If a person of unsound mind has intervals of understanding, during which that person can distinguish between the right and wrong of a particular act, then that person shall answer for that act if it was committed during those periods of understanding.
If, due to an affliction of the mind, a person’s mind is so impaired that the person is incapable of forming the intent to commit the act with which he/she is charged or to understand that a certain consequence would likely result from that act, then that person would not be criminally responsible for the act.
The defendant has the burden of proving insanity by a preponderance of evidence.a1
If you believe beyond a reasonable doubt that the defendant committed the act charged in this bill of indictment but also believe by a preponderance of evidence that at the time of the commission of this act, the defendant was mentally incapable of distinguishing between right and wrong regarding this particular act, then it would be your duty to acquit the defendant because of insanity.

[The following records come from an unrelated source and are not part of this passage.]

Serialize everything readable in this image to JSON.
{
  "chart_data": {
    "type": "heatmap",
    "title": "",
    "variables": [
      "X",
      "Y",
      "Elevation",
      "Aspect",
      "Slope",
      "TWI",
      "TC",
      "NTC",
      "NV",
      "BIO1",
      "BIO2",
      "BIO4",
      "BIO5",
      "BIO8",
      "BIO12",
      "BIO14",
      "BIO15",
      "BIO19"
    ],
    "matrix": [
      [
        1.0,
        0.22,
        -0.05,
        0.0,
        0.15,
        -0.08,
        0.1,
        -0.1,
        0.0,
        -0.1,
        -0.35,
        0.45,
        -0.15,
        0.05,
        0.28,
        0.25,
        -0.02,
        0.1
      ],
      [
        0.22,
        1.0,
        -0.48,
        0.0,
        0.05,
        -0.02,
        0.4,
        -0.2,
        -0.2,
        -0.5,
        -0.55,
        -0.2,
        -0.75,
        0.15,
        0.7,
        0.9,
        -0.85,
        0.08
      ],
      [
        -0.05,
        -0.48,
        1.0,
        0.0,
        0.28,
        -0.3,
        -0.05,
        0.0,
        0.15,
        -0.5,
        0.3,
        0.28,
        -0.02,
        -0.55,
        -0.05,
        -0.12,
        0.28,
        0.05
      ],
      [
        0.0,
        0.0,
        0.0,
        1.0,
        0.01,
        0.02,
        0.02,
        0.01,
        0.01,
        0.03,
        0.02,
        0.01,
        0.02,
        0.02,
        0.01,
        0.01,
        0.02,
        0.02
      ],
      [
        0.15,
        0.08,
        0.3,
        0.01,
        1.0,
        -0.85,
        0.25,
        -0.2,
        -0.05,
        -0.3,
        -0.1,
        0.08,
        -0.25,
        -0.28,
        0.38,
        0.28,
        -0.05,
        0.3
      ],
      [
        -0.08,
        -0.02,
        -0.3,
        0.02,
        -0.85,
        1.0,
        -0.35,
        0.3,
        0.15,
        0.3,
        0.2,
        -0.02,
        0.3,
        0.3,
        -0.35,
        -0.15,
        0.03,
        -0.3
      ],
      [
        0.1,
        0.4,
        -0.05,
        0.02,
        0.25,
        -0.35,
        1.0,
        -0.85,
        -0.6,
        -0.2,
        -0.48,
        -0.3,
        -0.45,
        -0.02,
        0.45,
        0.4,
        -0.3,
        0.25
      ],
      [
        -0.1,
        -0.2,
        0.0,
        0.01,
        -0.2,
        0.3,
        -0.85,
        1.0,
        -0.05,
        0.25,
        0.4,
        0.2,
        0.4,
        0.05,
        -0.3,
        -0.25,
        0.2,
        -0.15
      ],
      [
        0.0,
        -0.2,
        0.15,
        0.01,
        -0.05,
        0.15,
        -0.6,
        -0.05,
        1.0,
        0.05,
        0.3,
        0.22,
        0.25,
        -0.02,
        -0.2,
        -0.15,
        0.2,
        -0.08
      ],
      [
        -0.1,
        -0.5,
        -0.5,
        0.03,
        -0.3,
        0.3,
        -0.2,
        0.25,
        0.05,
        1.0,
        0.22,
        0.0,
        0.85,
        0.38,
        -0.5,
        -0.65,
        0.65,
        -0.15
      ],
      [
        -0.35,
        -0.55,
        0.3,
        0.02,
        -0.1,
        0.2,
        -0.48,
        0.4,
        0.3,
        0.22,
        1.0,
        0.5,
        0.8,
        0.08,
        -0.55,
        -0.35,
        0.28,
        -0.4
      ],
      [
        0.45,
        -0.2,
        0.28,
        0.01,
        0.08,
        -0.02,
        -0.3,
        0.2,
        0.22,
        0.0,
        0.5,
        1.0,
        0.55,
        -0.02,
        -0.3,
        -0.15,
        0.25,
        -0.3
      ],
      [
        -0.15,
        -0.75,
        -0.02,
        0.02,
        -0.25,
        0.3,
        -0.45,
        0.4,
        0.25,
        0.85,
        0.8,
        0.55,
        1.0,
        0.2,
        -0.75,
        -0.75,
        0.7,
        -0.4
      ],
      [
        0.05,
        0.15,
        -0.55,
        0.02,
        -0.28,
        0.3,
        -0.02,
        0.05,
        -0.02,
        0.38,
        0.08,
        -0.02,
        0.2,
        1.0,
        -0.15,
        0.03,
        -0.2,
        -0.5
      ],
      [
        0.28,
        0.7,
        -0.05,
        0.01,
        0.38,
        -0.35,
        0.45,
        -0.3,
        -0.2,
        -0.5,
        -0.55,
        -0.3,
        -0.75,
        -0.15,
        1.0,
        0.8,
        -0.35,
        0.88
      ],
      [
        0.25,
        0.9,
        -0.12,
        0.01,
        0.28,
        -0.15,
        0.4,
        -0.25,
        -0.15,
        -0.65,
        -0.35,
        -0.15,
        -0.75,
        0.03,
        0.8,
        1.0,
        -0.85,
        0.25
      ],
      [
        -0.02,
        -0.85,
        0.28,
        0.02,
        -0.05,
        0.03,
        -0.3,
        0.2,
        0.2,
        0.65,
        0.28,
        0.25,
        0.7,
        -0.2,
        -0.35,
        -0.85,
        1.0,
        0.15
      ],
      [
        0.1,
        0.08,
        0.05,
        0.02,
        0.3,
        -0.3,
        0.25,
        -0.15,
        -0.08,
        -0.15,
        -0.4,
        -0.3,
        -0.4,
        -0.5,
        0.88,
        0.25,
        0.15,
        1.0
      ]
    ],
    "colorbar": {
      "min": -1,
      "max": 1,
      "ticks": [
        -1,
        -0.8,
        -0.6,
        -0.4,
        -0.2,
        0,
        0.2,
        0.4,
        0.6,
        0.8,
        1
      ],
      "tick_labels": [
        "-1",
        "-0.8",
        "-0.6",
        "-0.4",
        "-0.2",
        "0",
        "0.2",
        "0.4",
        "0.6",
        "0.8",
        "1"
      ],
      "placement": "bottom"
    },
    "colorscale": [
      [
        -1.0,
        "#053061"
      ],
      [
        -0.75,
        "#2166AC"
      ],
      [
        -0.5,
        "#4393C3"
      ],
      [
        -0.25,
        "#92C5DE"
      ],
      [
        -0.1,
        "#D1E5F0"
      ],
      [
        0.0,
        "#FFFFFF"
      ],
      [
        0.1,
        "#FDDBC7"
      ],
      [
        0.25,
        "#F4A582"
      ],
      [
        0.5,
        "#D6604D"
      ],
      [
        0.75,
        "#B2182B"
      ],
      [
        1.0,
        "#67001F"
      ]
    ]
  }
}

I have already defined what “beyond a reasonable doubt” means. Now let me tell you what “preponderance of evidence” means. It means evidence on the issues involved that, while not enough to free the mind from a reasonable doubt, is yet sufficient to incline a reasonable and impartial mind to one side of the issue rather than to the other.
If you find the defendant not guilty by reason of insanity, then you must specify this in your verdict and your deliberations cease. In that event, the form of your verdict would be, “We, the jury, find the defendant not guilty by reason of insanity.”
Should you find the defendant not guilty by reason of insanity at the time of the crime, the defendant will be committed to a state mental health facility until such time, if ever, the court is satisfied that he/she should be released pursuant to law.
Harris v. State, 256 Ga. 350, 355 (1986) (burden of proof)
(Note: See 3.00.00, Affirmative Defense; Definition; Burden of Proof, for affirmative defenses generally.)